Purchasing Power Parity Converted GDP Per Capita (Laspeyres), derived from growth rates of domestic absorption for Ireland

RGDPL2IEA625NUPN • Economic Data from Federal Reserve Economic Data (FRED)

Latest Value

35,656.64

Year-over-Year Change

24.05%

Date Range

1/1/1950 - 1/1/2010

Summary

This economic trend measures Ireland's per capita gross domestic product (GDP) adjusted for differences in purchasing power across countries. It is a key indicator for comparing living standards and economic development between nations.

Analysis & Context

This economic indicator provides valuable insights into current market conditions and economic trends. The data is updated regularly by the Federal Reserve and represents one of the most reliable sources for economic analysis.
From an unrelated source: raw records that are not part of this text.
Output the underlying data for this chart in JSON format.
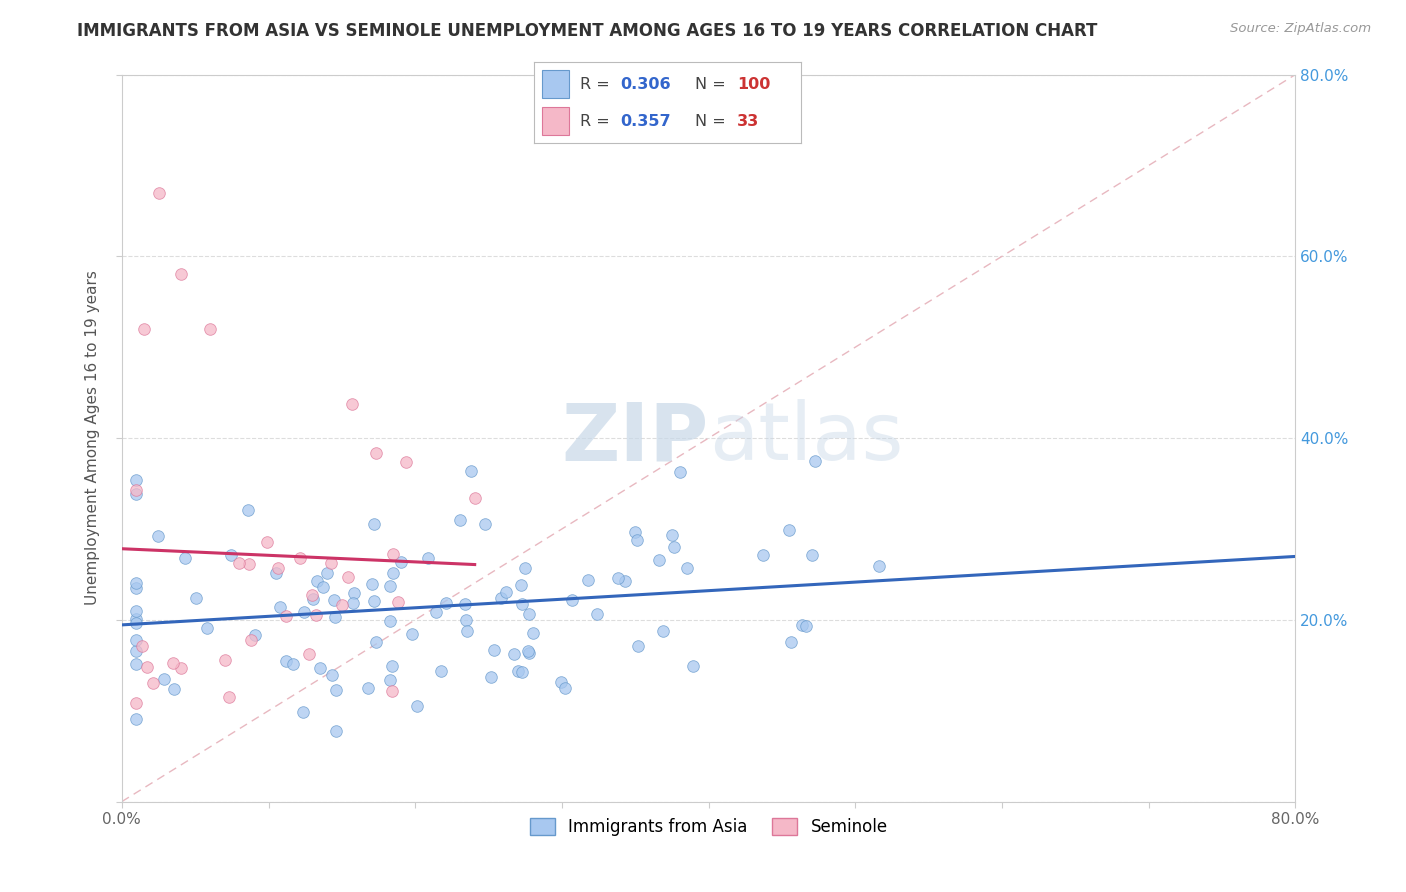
{
  "title": "IMMIGRANTS FROM ASIA VS SEMINOLE UNEMPLOYMENT AMONG AGES 16 TO 19 YEARS CORRELATION CHART",
  "source": "Source: ZipAtlas.com",
  "ylabel": "Unemployment Among Ages 16 to 19 years",
  "xlim": [
    0.0,
    0.8
  ],
  "ylim": [
    0.0,
    0.8
  ],
  "right_ytick_vals": [
    0.2,
    0.4,
    0.6,
    0.8
  ],
  "right_ytick_labels": [
    "20.0%",
    "40.0%",
    "60.0%",
    "80.0%"
  ],
  "xtick_vals": [
    0.0,
    0.1,
    0.2,
    0.3,
    0.4,
    0.5,
    0.6,
    0.7,
    0.8
  ],
  "xtick_labels": [
    "0.0%",
    "",
    "",
    "",
    "",
    "",
    "",
    "",
    "80.0%"
  ],
  "blue_color": "#a8c8f0",
  "blue_edge": "#6699cc",
  "pink_color": "#f5b8c8",
  "pink_edge": "#dd7799",
  "blue_trend_color": "#3366bb",
  "pink_trend_color": "#cc3366",
  "diag_color": "#e8b8c0",
  "grid_color": "#dddddd",
  "watermark_color": "#c8d8e8",
  "right_tick_color": "#4499dd",
  "background": "#ffffff",
  "legend_box_color": "#ffffff",
  "legend_border_color": "#bbbbbb",
  "R_color": "#3366cc",
  "N_color": "#cc3333",
  "title_color": "#333333",
  "source_color": "#999999",
  "ylabel_color": "#555555"
}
Understanding this metric helps economists, policymakers, and investors make informed decisions about economic conditions and future trends. The interactive chart above allows you to explore historical patterns and identify key trends over time.

About This Dataset

The purchasing power parity (PPP) converted GDP per capita (Laspeyres) metric adjusts Ireland's GDP to account for price level differences, providing a more accurate basis for international comparisons. It is derived from growth rates of domestic absorption, a measure of total domestic demand.

Methodology

The data is calculated by the World Bank using a Laspeyres index formula based on price surveys and national accounts information.

Historical Context

This PPP-adjusted GDP per capita trend is widely used by economists, policymakers, and international institutions to evaluate economic performance and living standards across countries.

Key Facts

  • Ireland's 2021 PPP-adjusted GDP per capita was $105,462.
  • This metric has grown by an average of 3.4% annually over the past decade.
  • Ireland ranks among the highest globally in PPP-adjusted GDP per capita.

FAQs

Q: What does this economic trend measure?

A: This trend measures Ireland's gross domestic product (GDP) per capita, adjusted for differences in purchasing power across countries using a PPP (purchasing power parity) conversion.

Q: Why is this trend relevant for users or analysts?

A: The PPP-adjusted GDP per capita is a key indicator for comparing living standards and economic development between nations, providing a more accurate basis for international comparisons than unadjusted GDP per capita.

Q: How is this data collected or calculated?

A: The data is calculated by the World Bank using a Laspeyres index formula based on price surveys and national accounts information.

Q: How is this trend used in economic policy?

A: This PPP-adjusted GDP per capita trend is widely used by economists, policymakers, and international institutions to evaluate economic performance and living standards across countries.

Q: Are there update delays or limitations?

A: The data is subject to update delays, as it relies on national accounts information and price surveys from various sources.

Related Trends

Citation

U.S. Federal Reserve, Purchasing Power Parity Converted GDP Per Capita (Laspeyres), derived from growth rates of domestic absorption for Ireland (RGDPL2IEA625NUPN), retrieved from FRED.